Alessandro Santoro, ex presidente della commissione che scrive la relazione annuale con le stime sull’evasione fiscale e contributiva, avverte dal canto suo che non è “solo” un problema di bilanci: “Bisogna tener presente che la riscossione è una parte fondamentale della lotta all’evasione“, chiarisce. “Se non funziona, cioè la probabilità di riscuotere ogni euro accertato è bassissima, anche l’azione di controllo diventa non credibile”.

La norma del 2020 avrebbe dovuto quindi chiudere il cerchio e rafforzare la deterrenza, anche a livello locale. Fino a quando rimarrà inattuata, le armi degli enti interessati a riscuotere saranno spuntate: dovranno continuare a seguire un percorso a ostacoli che prevede – come per i creditori privati – una richiesta di autorizzazione al Tribunale o alla Corte di Appello con relativi costi economici, sproporzionati rispetto a debiti che nella maggior parte dei casi ammontano a poche centinaia di euro. Per non parlare del costo-opportunità di impiegare a quei fini dei funzionari che potrebbero invece dedicarsi agli accertamenti, cioè la fase “bonaria” che precede la riscossione coattiva e punta a prevenire l’evasione.

Per rendere più efficiente il ciclo della riscossione, conclude Canelli, anche quella fase va rafforzata: “Occorre consentire ai Comuni di investire sul personale, perché anche negli enti che per la parte coattiva si rivolgono a società esterne le prime fasi vengono gestite internamente.
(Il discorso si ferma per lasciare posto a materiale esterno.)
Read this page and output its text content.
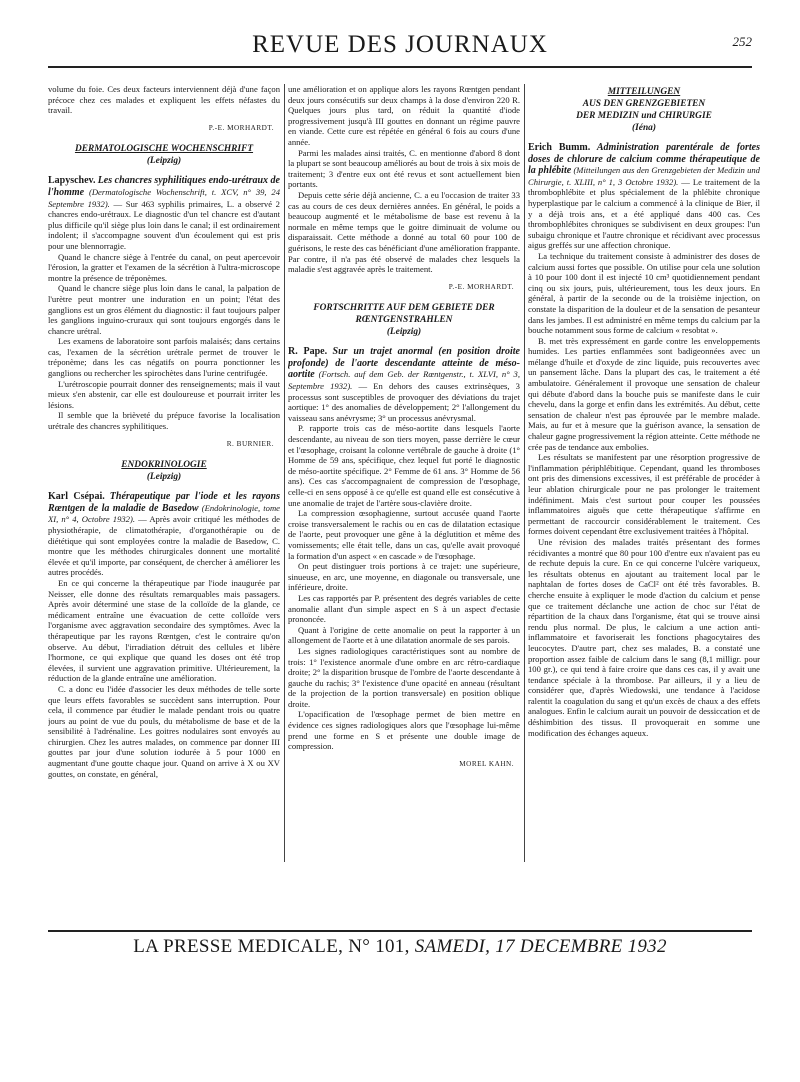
REVUE DES JOURNAUX	252

volume du foie. Ces deux facteurs interviennent déjà d'une façon précoce chez ces malades et expliquent les effets néfastes du travail.

P.-E. MORHARDT.
DERMATOLOGISCHE WOCHENSCHRIFT
(Leipzig)

Lapyschev. Les chancres syphilitiques endo-urétraux de l'homme (Dermatologische Wochenschrift, t. XCV, n° 39, 24 Septembre 1932). — Sur 463 syphilis primaires, L. a observé 2 chancres endo-urétraux. Le diagnostic d'un tel chancre est d'autant plus difficile qu'il siège plus loin dans le canal; il est ordinairement indolent; il s'accompagne souvent d'un écoulement qui est pris pour une blennorragie.

Quand le chancre siège à l'entrée du canal, on peut apercevoir l'érosion, la gratter et l'examen de la sécrétion à l'ultra-microscope montre la présence de tréponèmes.

Quand le chancre siège plus loin dans le canal, la palpation de l'urètre peut montrer une induration en un point; l'état des ganglions est un gros élément du diagnostic: il faut toujours palper les ganglions inguino-cruraux qui sont toujours engorgés dans le chancre urétral.

Les examens de laboratoire sont parfois malaisés; dans certains cas, l'examen de la sécrétion urétrale permet de trouver le tréponème; dans les cas négatifs on pourra ponctionner les ganglions ou rechercher les spirochètes dans l'urine centrifugée.

L'urétroscopie pourrait donner des renseignements; mais il vaut mieux s'en abstenir, car elle est douloureuse et pourrait irriter les lésions.

Il semble que la brièveté du prépuce favorise la localisation urétrale des chancres syphilitiques.

R. BURNIER.
ENDOKRINOLOGIE
(Leipzig)

Karl Csépai. Thérapeutique par l'iode et les rayons Rœntgen de la maladie de Basedow (Endokrinologie, tome XI, n° 4, Octobre 1932). — Après avoir critiqué les méthodes de physiothérapie, de climatothérapie, d'organothérapie ou de diététique qui sont employées contre la maladie de Basedow, C. montre que les méthodes chirurgicales donnent une mortalité élevée et qu'il importe, par conséquent, de chercher à améliorer les autres procédés.

En ce qui concerne la thérapeutique par l'iode inaugurée par Neisser, elle donne des résultats remarquables mais passagers. Après avoir déterminé une stase de la colloïde de la glande, ce médicament entraîne une évacuation de cette colloïde vers l'organisme avec aggravation secondaire des symptômes. Avec la thérapeutique par les rayons Rœntgen, c'est le contraire qu'on observe. Au début, l'irradiation détruit des cellules et libère l'hormone, ce qui explique que quand les doses ont été trop élevées, il survient une aggravation primitive. Ultérieurement, la réduction de la glande entraîne une amélioration.

C. a donc eu l'idée d'associer les deux méthodes de telle sorte que leurs effets favorables se succèdent sans interruption. Pour cela, il commence par étudier le malade pendant trois ou quatre jours au point de vue du pouls, du métabolisme de base et de la sensibilité à l'adrénaline. Les goitres nodulaires sont envoyés au chirurgien. Chez les autres malades, on commence par donner III gouttes par jour d'une solution iodurée à 5 pour 1000 en augmentant d'une goutte chaque jour. Quand on arrive à X ou XV gouttes, on constate, en général,

une amélioration et on applique alors les rayons Rœntgen pendant deux jours consécutifs sur deux champs à la dose d'environ 220 R. Quelques jours plus tard, on réduit la quantité d'iode progressivement jusqu'à III gouttes en donnant un régime pauvre en viande. Cette cure est répétée en général 6 fois au cours d'une année.

Parmi les malades ainsi traités, C. en mentionne d'abord 8 dont la plupart se sont beaucoup améliorés au bout de trois à six mois de traitement; 3 d'entre eux ont été revus et sont actuellement bien portants.

Depuis cette série déjà ancienne, C. a eu l'occasion de traiter 33 cas au cours de ces deux dernières années. En général, le poids a beaucoup augmenté et le métabolisme de base est revenu à la normale en même temps que le goitre diminuait de volume ou disparaissait. Cette méthode a donné au total 60 pour 100 de guérisons, le reste des cas bénéficiant d'une amélioration frappante. Par contre, il n'a pas été observé de malades chez lesquels la maladie s'est aggravée après le traitement.

P.-E. MORHARDT.
FORTSCHRITTE AUF DEM GEBIETE DER RŒNTGENSTRAHLEN
(Leipzig)

R. Pape. Sur un trajet anormal (en position droite profonde) de l'aorte descendante atteinte de méso-aortite (Fortsch. auf dem Geb. der Rœntgenstr., t. XLVI, n° 3, Septembre 1932). — En dehors des causes extrinsèques, 3 processus sont susceptibles de provoquer des déviations du trajet aortique: 1° des anomalies de développement; 2° l'allongement du vaisseau sans anévrysme; 3° un processus anévrysmal.

P. rapporte trois cas de méso-aortite dans lesquels l'aorte descendante, au niveau de son tiers moyen, passe derrière le cœur et l'œsophage, croisant la colonne vertébrale de gauche à droite (1° Homme de 59 ans, spécifique, chez lequel fut porté le diagnostic de méso-aortite spécifique. 2° Femme de 61 ans. 3° Homme de 56 ans). Ces cas s'accompagnaient de compression de l'œsophage, celle-ci en sens opposé à ce qu'elle est quand elle est consécutive à une anomalie de trajet de l'artère sous-clavière droite.

La compression œsophagienne, surtout accusée quand l'aorte croise transversalement le rachis ou en cas de dilatation ectasique de l'aorte, peut provoquer une gêne à la déglutition et même des vomissements; elle était telle, dans un cas, qu'elle avait provoqué la formation d'un aspect « en cascade » de l'œsophage.

On peut distinguer trois portions à ce trajet: une supérieure, sinueuse, en arc, une moyenne, en diagonale ou transversale, une inférieure, droite.

Les cas rapportés par P. présentent des degrés variables de cette anomalie allant d'un simple aspect en S à un aspect d'ectasie prononcée.

Quant à l'origine de cette anomalie on peut la rapporter à un allongement de l'aorte et à une dilatation anormale de ses parois.

Les signes radiologiques caractéristiques sont au nombre de trois: 1° l'existence anormale d'une ombre en arc rétro-cardiaque droite; 2° la disparition brusque de l'ombre de l'aorte descendante à gauche du rachis; 3° l'existence d'une opacité en anneau (résultant de la projection de la portion transversale) en position oblique droite.

L'opacification de l'œsophage permet de bien mettre en évidence ces signes radiologiques alors que l'œsophage lui-même prend une forme en S et présente une double image de compression.

MOREL KAHN.
MITTEILUNGEN
AUS DEN GRENZGEBIETEN
DER MEDIZIN und CHIRURGIE
(Iéna)

Erich Bumm. Administration parentérale de fortes doses de chlorure de calcium comme thérapeutique de la phlébite (Mitteilungen aus den Grenzgebieten der Medizin und Chirurgie, t. XLIII, n° 1, 3 Octobre 1932). — Le traitement de la thrombophlébite et plus spécialement de la phlébite chronique hyperplastique par le calcium a commencé à la clinique de Bier, il y a déjà trois ans, et a été appliqué dans 400 cas. Ces thrombophlébites chroniques se subdivisent en deux groupes: l'un subaigu chronique et l'autre chronique et récidivant avec processus aigus greffés sur une affection chronique.

La technique du traitement consiste à administrer des doses de calcium aussi fortes que possible. On utilise pour cela une solution à 10 pour 100 dont il est injecté 10 cm³ quotidiennement pendant cinq ou six jours, puis, ultérieurement, tous les deux jours. En général, à partir de la seconde ou de la troisième injection, on constate la disparition de la douleur et de la sensation de pesanteur dans les jambes. Il est administré en même temps du calcium par la bouche notamment sous forme de calcium « resobtat ».

B. met très expressément en garde contre les enveloppements humides. Les parties enflammées sont badigeonnées avec un mélange d'huile et d'oxyde de zinc liquide, puis recouvertes avec un pansement lâche. Dans la plupart des cas, le traitement a été ambulatoire. Généralement il provoque une sensation de chaleur qui débute d'abord dans la bouche puis se manifeste dans le cuir chevelu, dans la gorge et enfin dans les extrémités. Au début, cette sensation de chaleur n'est pas éprouvée par le membre malade. Mais, au fur et à mesure que la guérison avance, la sensation de chaleur gagne progressivement la région atteinte. Cette méthode ne crée pas de tendance aux embolies.

Les résultats se manifestent par une résorption progressive de l'inflammation périphlébitique. Cependant, quand les thromboses ont pris des dimensions excessives, il est préférable de procéder à leur ablation chirurgicale pour ne pas prolonger le traitement indéfiniment. Mais c'est surtout pour couper les poussées inflammatoires aiguës que cette thérapeutique s'affirme en permettant de raccourcir considérablement le traitement. Ces formes doivent cependant être exclusivement traitées à l'hôpital.

Une révision des malades traités présentant des formes récidivantes a montré que 80 pour 100 d'entre eux n'avaient pas eu de rechute depuis la cure. En ce qui concerne l'ulcère variqueux, les résultats obtenus en ajoutant au traitement local par le naphtalan de fortes doses de CaCl² ont été très favorables. B. cherche ensuite à expliquer le mode d'action du calcium et pense que ce traitement déclanche une action de choc sur l'état de répartition de la chaux dans l'organisme, état qui se trouve ainsi rendu plus normal. De plus, le calcium a une action anti-inflammatoire et favoriserait les fonctions phagocytaires des leucocytes. D'autre part, chez ses malades, B. a constaté une proportion assez faible de calcium dans le sang (8,1 milligr. pour 100 gr.), ce qui tend à faire croire que dans ces cas, il y avait une tendance spéciale à la thrombose. Par ailleurs, il y a lieu de considérer que, d'après Wiedowski, une tendance à l'acidose ralentit la coagulation du sang et qu'un excès de chaux a des effets analogues. Enfin le calcium aurait un pouvoir de dessiccation et de déshimbition des tissus. Il provoquerait en somme une modification des échanges aqueux.

LA PRESSE MEDICALE, N° 101, SAMEDI, 17 DECEMBRE 1932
E sarebbe opportuno legare l’aumento degli incassi a minori obblighi di accantonamento al fondo crediti di dubbia esigibilità, quello in cui vanno “congelate” somme pari alla media delle entrate non riscosse negli ultimi 5 anni”. La dimensione di quel fondo è quindi direttamente collegata alla capacità di riscuotere. Al Sud e nelle Isole il 40% dei piccoli Comuni (tra 1000 e 5mila abitanti) ha dovuto accantonare somme superiori al 120% della media nazionale. Tra i grandi Comuni del Centro e del Mezzogiorno, il 100% fa i conti con accantonamenti molto sopra la media.